The summer of 2020 was a powderkeg of uncertainty, anger, and fear. As the COVID-19 pandemic raged on throughout the world with no end in sight, another more sinister virus reared its ugly head. Video footage of the death of George Floyd, which had gone viral, shocked and horrified every viewer it found its way to. Before we all knew it, every major city around the world was up in arms protesting to show their support of the African-American community.

Harkening to sit-ins and marches of the 50s and 60s, newcomers and veterans to the human and civil rights movements came together in a way we hadn’t quite seen before. Here in Los Angeles, California was no different. Given the city’s global exposure, most of us Angelinos felt it was our duty to stand up with one another. Up until then, I had never been to any protest of the size and magnitude of the rallies I was a part of in those summer months.

(Courtesy of James Ken Blackmon)

We braved our fears of retaliation from those who were meant to protect us, so that we may respond to the hate and violence with a more powerful message. That we are stronger together no matter your race, religion, gender, disability, or sexual orientation. I watched as some of the most unlikely comrades marched with clear unrelenting focus. The energy amongst the crowds was palpable and immensely inspiring. So much so, that in the middle of one of the biggest civil events L.A. has seen in decades, sponsored by Black Lives Matter and estimated at around 50,000 people, I began an impromptu performance. I had been riding my Harley motorcycle alongside other protesters marching when we came to the intersection of Sunset Blvd. and La Brea Avenue. Being an actor, I’ve always been taught to listen, feel, then react. That whole week I had done nothing but listen to the cries of my fellow humans, feel every bit of sorrow for the current state of the world, and now I was in an unstoppable wave of reaction.

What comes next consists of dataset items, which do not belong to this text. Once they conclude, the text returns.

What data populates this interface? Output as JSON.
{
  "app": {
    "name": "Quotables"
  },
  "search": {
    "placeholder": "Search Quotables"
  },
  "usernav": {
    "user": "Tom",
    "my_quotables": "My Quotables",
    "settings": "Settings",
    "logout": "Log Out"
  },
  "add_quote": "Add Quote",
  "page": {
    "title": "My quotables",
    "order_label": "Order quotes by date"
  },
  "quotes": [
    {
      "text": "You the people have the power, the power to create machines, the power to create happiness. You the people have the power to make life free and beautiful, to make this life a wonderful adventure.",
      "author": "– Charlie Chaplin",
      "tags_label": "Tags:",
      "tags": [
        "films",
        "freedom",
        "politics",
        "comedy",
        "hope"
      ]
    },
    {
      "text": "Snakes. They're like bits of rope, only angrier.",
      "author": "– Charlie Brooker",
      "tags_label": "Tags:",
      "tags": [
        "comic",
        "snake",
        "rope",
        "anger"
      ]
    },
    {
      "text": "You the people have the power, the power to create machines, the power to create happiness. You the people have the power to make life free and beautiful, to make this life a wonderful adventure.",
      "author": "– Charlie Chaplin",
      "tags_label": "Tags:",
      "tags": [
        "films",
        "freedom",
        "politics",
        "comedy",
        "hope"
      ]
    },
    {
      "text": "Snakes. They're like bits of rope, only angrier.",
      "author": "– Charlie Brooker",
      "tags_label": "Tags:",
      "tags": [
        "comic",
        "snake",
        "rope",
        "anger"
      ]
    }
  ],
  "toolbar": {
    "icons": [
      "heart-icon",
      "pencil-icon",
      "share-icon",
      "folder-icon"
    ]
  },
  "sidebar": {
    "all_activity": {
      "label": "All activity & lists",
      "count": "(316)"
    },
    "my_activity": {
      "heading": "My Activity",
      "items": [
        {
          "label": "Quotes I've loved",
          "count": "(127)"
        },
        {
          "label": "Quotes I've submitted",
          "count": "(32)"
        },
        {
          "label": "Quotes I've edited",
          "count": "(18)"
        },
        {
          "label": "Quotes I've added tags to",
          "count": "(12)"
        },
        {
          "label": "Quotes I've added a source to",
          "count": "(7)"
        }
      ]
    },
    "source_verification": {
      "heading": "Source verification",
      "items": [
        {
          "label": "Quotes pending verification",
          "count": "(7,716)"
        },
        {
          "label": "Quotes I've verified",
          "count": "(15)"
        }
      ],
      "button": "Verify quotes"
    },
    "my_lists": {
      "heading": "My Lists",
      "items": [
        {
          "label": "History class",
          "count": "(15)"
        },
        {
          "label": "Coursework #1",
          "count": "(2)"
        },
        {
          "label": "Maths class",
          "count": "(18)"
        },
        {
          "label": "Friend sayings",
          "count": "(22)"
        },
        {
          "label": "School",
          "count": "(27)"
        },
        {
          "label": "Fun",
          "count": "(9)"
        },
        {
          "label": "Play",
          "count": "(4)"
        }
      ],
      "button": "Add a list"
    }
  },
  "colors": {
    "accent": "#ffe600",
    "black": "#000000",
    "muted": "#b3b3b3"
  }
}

While the crowd continued to walk south down La Brea crossing Sunset, I pulled off and parked my motorbike in the center of the busy intersection. Initially, I had just intended to block everyone from the oncoming traffic, but something began to take me over. I got down on my knees next to my Harley with my hands in the air, simulating a run-in with law enforcement gone wrong. Slowly, others began to join me one by one until there were eight of us standing up against an endless sea of cars.

(Courtesy of James Ken Blackmon)

My emotions swelled as I reached a tipping point. I felt deeply connected to my community, but even more so, I felt connected to those who didn’t have a voice anymore, the ones who have fallen at the hands of ignorance. I wanted to give those victims of violence their voice back, and so I did. I addressed the onlookers as if they were the officers that had pulled me over with all the passion I could muster. At that moment, all I could think about was relaying what these souls must’ve felt, I begged and pleaded for my life at the top of my lungs until I couldn’t speak. Finally, I rejoined the seven that helped me keep the traffic at bay till the thousands behind us fully traversed the crossing. Leaving the heaviness of what just transpired at the junction we returned to the procession snaking its way through the city.

Nearly a year later, I connected with a new peer via social media and as we were talking, she asked if I had been at that particular protest. It turns out that she was there at the intersection and watched the performance in its entirety. She expressed how much it meant to her being there at that time with us all, and how it inspired her to reach out to others in her own way. I was completely taken back by the full circle and felt reinvigorated to continue to support my community when it needs me. It also highlighted our connectivity and the effects my actions have on the people around me. Even though the protests have cooled off quite a bit, we don’t have to wait for another emergency for us to come together. We can shine light into the dark corners little by little, day by day with random acts of kindness – hopefully, one day making protests truly a thing of the past.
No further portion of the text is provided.